The city of Petaluma has agreed to pay $500,000 to a man who was bitten by a police dog and lost a chunk of his biceps.
The settlement, reached this week, ends a civil rights lawsuit that Edward Hogya, 67, filed in federal court accusing police of excessive force and false arrest. Hogya's acceptance of the award releases the city and Officer Jason Jucutan, the canine handler, of liability for Hogya's legal claims, injuries and attorney costs.
In the settlement, the city maintains the payment doesn't constitute an admission of liability.
"The city's position on this is not that we're guilty of anything," City Manager John Brown said. "We believe the proper procedures were followed and the officers acted responsibly within the context of how a situation like that would normally be addressed."
But, he said, Hogya was seriously wounded.
"We do have to acknowledge that a person was injured, a police dog was involved and there were some pretty severe injuries as a result of that," he said.

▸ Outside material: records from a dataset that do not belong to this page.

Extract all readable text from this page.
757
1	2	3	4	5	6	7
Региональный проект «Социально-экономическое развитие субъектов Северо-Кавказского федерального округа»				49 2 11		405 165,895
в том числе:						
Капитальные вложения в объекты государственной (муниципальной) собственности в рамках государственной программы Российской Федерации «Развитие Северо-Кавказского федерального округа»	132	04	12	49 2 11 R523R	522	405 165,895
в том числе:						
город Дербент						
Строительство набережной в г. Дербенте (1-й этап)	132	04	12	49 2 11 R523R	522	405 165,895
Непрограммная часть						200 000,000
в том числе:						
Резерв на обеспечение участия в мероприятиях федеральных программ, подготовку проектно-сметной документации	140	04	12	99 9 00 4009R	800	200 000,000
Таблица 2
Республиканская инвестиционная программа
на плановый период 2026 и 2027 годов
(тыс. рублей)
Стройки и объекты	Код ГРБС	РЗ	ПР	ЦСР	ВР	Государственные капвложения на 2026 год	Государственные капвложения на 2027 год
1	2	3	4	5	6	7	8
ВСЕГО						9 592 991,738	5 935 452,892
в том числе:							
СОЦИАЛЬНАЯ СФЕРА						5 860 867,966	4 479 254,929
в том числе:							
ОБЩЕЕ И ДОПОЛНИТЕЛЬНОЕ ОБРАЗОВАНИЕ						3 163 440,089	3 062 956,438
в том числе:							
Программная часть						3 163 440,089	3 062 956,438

Police arrested Hogya about 10:30 p.m. on the day after Christmas two years ago following an altercation the man had with his estranged son over the phone. The son reported to police that his father had threatened to come to his house and shoot him.
Police who went to Hogya's house, including Jucutan and his police dog Kilo, said Hogya was verbally confrontational and refused to obey orders to lie down.
Based on information from the son, police believed Hogya may have been armed, according to court documents.
As Hogya turned toward his house, Kilo was released and bit him, knocking him to the ground, according to court documents.